Thursday, September 19, 2019

The Haze Punishes Malaysia Kaw-Kaw













Photos posted by Sweden’s ambassador to Malaysia, Dag Juhlin-Dannfelt, showed Kuala Lumpur covered in haze on September 09, 2019. Image credit: Twitter/@DDannfelt











This Klang school, Sekolah Kebangsaan Kampung Johan Setia, was one of the 538 schools in the state of Selangor to close its gates on September 18, 2019 – due to haze. Image credit: Miera Zulyana

The haze enveloping Malaysia is so dense and depressing that one of our cities had earned the dishonorable distinction of being infamously named “the most polluted city in the world”. 






















On Tuesday, Kuching in Sarawak grabbed this ignoble title when its air quality, as measured by the US Air Quality Index hit 214. Kuala Lumpur was #2 with an AQI reading of 174. 

This was according to the US-based website World’s Air Pollution: Real-time Air Quality Index: https://waqi.info/. 

In fact, two days earlier, Kuching had already achieved that notoriety with an AQI of 202. 

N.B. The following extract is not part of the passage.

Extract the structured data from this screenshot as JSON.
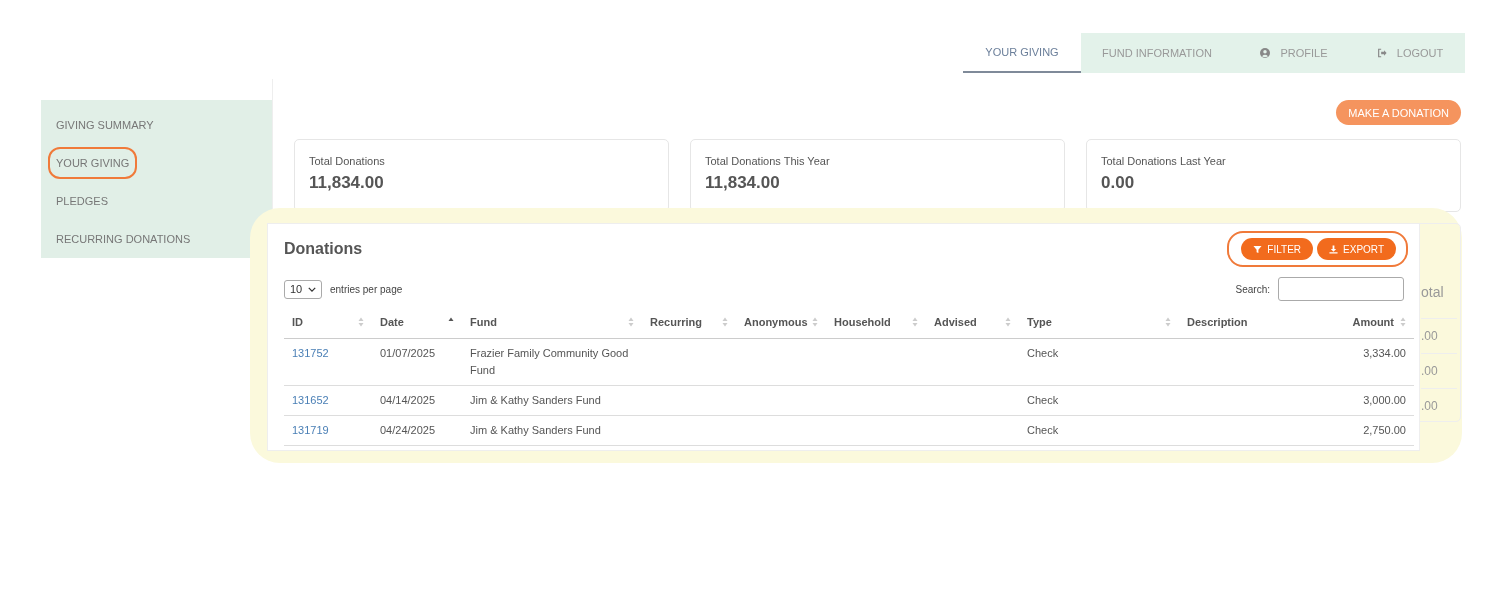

And on September 11, 2019, it was Kuala Lumpur that clinched the top spot, thanks to an AQI of 165. 

Understandably, this unkind ‘accolade’ is not something to be proud of. In fact, it is abhorrently deplorable and appallingly disgraceful. 

For those fortunate enough not to be living here, know that the air is really bad. So bad that the powers-that-be have ordered schools to close. 

On that same Tuesday, a total of 671 schools were closed – the breakdown was as follows: 659 government schools in Selangor (201), Sarawak (298), Negeri Sembilan (112), Perak (23) and Putrajaya (25) – and 12 private schools (New Straits Times, September 17, 2019). 

One day later, as at 1:00 PM, this number had ballooned to 1,484 schools involving over one million students in seven states – these were Selangor (538), Sarawak (337), Perak (303), Penang (162), Kuala Lumpur (66), Negeri Sembilan (53) and Putrajaya (25) – as the haze situation rapidly regressed (New Straits Times, September 18, 2019). 

[Note: An API reading of zero to 50 indicates good air quality; 51 to 100, moderate; 101 to 200, unhealthy’ 201 to 300, very unhealthy and 300 and above, hazardous]. 

If this persists, before long, Malaysians will believe that blue skies are nothing more than a myth.










We are racked with despair. Every year, it's the same story!


Please lah, Malaysians really cannot "tahan" anymore!